Mais la chasse est devenue inutile : un peu en contrebas, des rapaces se pressent vers le même point sanguinolent. Oiseaux de malheur pour certains, leur présence sauve quelques jours de vie pour une louve et trois petits. L’animal boitille jusqu’à la dépouille. Les oiseaux s’empressent de décoller, laissant apparaître la forme démembrée d’un chevreuil, étalé sur le sol blanc et dont la neige aspire le sang comme un vampire. Le spectacle est une bénédiction : la louve se précipite sur la chair restée tendre, dévorant, raclant, arrachant. Elle ingurgite à une vitesse inégalée.
Mais la frénésie vitale se fige. C’est imperceptible, minuscule. Mais la louve le sent. Les oiseaux qui reviennent de manière désordonnée. Les cimes des arbres vibrant silencieusement. Tous les organismes sont alertes.

Elle court, elle galope, elle vole presque.
L’un des petits est mort. Il ne reste que sa carcasse, laminée par l’ours.
La louve hurle. C’est un cri terrible, déchirant, qui transperce les montagnes. C’est un cri de mère, le cri d’une mère universelle, éplorée devant l’enfant qu’elle n’a pas su sauver. La boule de rage se jette dans le combat avec folie. D’un coup de patte, elle envoie rouler derrière elle les deux louveteaux qui tiennent à peine debout. Elle fait écran. Elle défendra sa chair quoi qu’il lui en coute, et la douleur rend ses canines éclatantes dans la nuit qui tombe plus dangereuses encore. La louve bondit, et s’agrippe au pelage de l’ours. Celui-ci balance ses griffes dans son dos dans de grands élans. Mais rien n’arrête la colère de la louve qui plante ses crocs dans la nuque de l’autre, et qui s’y cramponne tant bien que mal, envoyant valser dans les fourrés des touffes de poils et des bouts de chair.
La louve distingue bientôt dans la pénombre six yeux jaunes, qui assistent, impuissant au combat. Les oursons.
C’est une lutte titanesque. Une bataille des mères. Les deux femelles redoublent de rage dans leur violence, et bientôt on ne sait plus distinguer à qui appartient le flot de sang qui se déverse dans la terre retournée par elles. La louve n’a pas desserré les crocs. Elle jauge les oursons du regard. Elle pourrait les anéantir d’un coup de patte. Elle s’en sent la force et la fureur, tous ses membres se tendent de férocité. Mais l’ourse, sans qu’il n’y paraisse, s’est affaissée. Roulant sur le dos, elle écrase la louve toujours accrochée derrière elle, se redresse dans une roulade et, emportant avec elle les yeux jaunes, disparaît dans la pénombre.

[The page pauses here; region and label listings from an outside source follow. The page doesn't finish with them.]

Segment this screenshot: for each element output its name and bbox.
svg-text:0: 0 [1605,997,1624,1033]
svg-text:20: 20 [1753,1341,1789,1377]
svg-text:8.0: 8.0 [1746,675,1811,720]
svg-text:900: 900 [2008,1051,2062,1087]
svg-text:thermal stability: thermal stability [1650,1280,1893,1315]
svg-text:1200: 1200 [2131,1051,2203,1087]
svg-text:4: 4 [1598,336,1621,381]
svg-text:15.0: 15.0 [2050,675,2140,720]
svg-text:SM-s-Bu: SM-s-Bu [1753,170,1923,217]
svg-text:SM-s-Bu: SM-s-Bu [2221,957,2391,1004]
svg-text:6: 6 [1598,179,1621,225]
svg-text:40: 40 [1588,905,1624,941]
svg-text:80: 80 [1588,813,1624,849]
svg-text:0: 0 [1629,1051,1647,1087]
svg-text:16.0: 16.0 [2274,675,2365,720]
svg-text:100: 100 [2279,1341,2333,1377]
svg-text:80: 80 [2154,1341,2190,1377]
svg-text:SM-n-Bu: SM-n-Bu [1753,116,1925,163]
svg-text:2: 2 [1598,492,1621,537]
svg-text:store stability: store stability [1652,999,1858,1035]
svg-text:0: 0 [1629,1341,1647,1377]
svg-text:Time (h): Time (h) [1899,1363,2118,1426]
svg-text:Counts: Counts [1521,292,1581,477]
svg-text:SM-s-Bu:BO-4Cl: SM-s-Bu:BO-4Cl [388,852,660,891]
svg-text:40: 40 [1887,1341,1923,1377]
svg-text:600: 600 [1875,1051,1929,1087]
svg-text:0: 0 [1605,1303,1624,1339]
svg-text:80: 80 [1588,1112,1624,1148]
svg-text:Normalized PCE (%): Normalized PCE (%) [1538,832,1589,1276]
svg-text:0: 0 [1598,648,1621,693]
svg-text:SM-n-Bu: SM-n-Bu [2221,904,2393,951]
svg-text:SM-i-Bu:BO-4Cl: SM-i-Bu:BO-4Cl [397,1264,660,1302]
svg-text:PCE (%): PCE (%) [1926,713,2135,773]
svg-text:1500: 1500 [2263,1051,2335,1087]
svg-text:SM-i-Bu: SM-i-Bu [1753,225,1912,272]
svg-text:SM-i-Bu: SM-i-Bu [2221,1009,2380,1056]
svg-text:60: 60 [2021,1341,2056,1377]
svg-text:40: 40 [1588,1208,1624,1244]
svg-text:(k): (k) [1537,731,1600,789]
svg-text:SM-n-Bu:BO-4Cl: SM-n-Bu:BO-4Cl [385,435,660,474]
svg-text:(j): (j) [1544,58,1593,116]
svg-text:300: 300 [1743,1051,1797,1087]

La louve, encore soulevée par la rage, écume, et bave. Elle piétine devant l’armée d’arbres sombres qui ont surveillé la fuite de l’ourse. Elle attend de pouvoir attaquer. Elle n’a que ça en tête. Que l’on vienne ! Que l’on daigne venir. Car il faut qu’elle tue.
Puis peu à peu, l’adrénaline se dissipe. La furie s’évapore et laisse place à la mère chancelante, ensanglantée, qui se retourne pour vérifier que les petits sont toujours là. Ils la regardent, tétanisés, affamés. La louve fait quelques pas dans la tanière. S’écroule.
Les heures passent, puis les jours. De nouveau, la faim. De nouveau, la pénombre de la douleur, de la peur. La mort tourne autour de la tanière. Les charognards décrivent les mêmes ronds dans le ciel.
Après une semaine, les estomacs sont douloureux. La carcasse de son petit est restée là, au milieu des deux autres, pourrissante, attirant quelques rares mouches. La louve mord dans une cuisse. Bientôt, il ne reste que des os.
Elle se repose encore quelques jours. Les petits s’aventurent désormais hors de la tanière, et la louve les regarde narguer les dangers, impuissante.
Un matin, la mère se dresse sur ses pattes. Les louveteaux, en silence, s’alignent derrière elle. Le signal du départ est lancé.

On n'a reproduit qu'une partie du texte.